In addition, the present invention does not depend on a difference in illumination methods such as transmission illumination or epi-illumination (reflection illumination).
In addition, the inspection apparatus of the present invention can be applied not only to a projection exposure apparatus, an overlay measurement apparatus, and an alignment apparatus, but also to other general apparatuses having an optical system to be inspected.
[0087]
【The invention's effect】
As described above, according to the inspection apparatus and the inspection method of the present invention, in each defocus state, the image asymmetry (index β) corresponding to the edge of the phase pattern and the difference in the image intensity of the uneven portion of the phase pattern ( By measuring the index α), in addition to coma aberration, decentration coma aberration, luminous flux vignetting, tilt of illumination light (illumination telecentric), spherical aberration, focal position, astigmatism on optical axis, astigmatism, The curvature of field and the tilt of the field can be inspected easily and quickly with high reproducibility for light of an arbitrary wavelength. Then, based on the detected inspection information of the optical system, correction and adjustment related to the aberration and focus position of the optical system, position adjustment related to the illumination aperture stop and the imaging aperture stop, and the like are performed efficiently and appropriately. The system can be as close as possible to the ideal optical system.
[0088]
Therefore, by incorporating the inspection apparatus of the present invention into a projection exposure apparatus, alignment apparatus, overlay measurement apparatus, etc., an illumination optical system of the projection exposure apparatus, an alignment optical system of the projection optical system, and an alignment apparatus, and an overlay measurement apparatus In addition, the overlay measurement optical system can be inspected easily and quickly with good reproducibility, and sufficient apparatus performance can be achieved by correcting or adjusting the aberration, focal position, optical axis misalignment, etc. of the optical system based on the detection results of the inspection apparatus. It can be demonstrated. Specifically, the position detection error caused by the alignment optical system is reduced in the alignment apparatus, and the measurement error caused by the overlay measurement optical system is reduced in the overlay measurement apparatus. Further, in the projection exposure apparatus, the aberration of the projection optical system is corrected well and the focal position, the optical axis shift, etc. are adjusted well, so that the pattern transfer performance is improved and highly accurate overlay projection exposure is performed. It becomes possible.

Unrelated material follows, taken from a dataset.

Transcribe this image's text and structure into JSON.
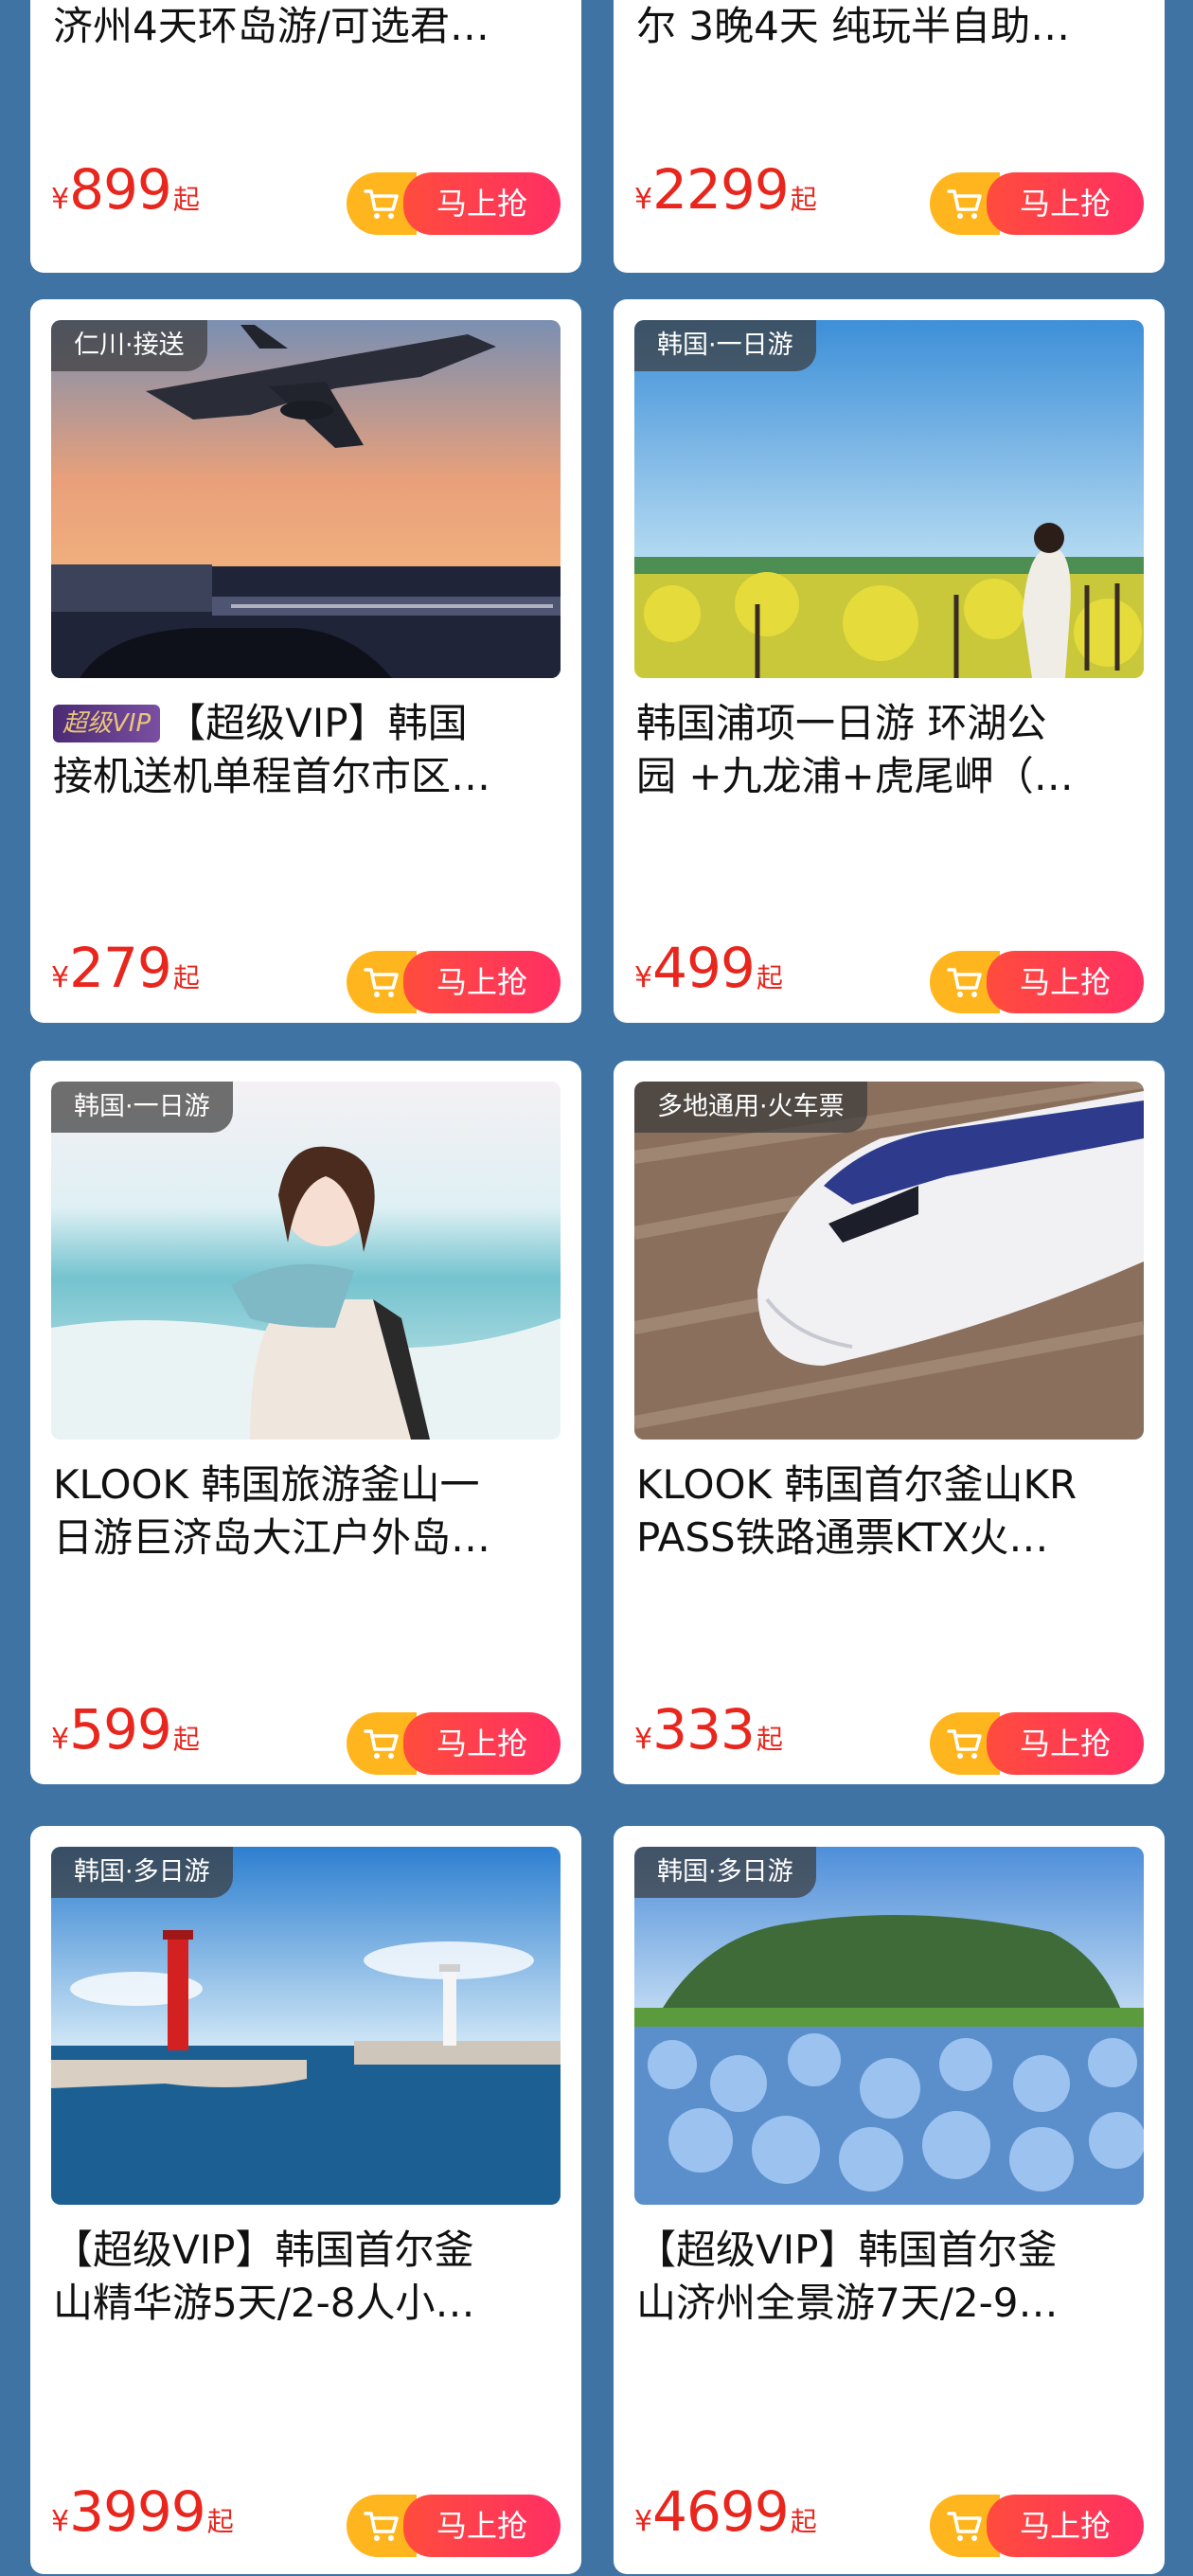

[Brief description of the drawings]
FIG. 1 is a drawing schematically showing a configuration of a projection exposure apparatus provided with an inspection apparatus according to a first embodiment of the present invention.
FIG. 2 is a diagram in which an integrated signal ΣV obtained by integrating a signal V corresponding to the light intensity of a phase pattern image in a non-measurement direction is plotted with respect to a measurement direction S, and an asymmetry index β of the phase pattern image is It is a figure for demonstrating.
FIG. 3 is a diagram illustrating a relationship between a change in an asymmetry index β of a phase pattern image in each defocus state, coma aberration, optical axis deviation, and the like.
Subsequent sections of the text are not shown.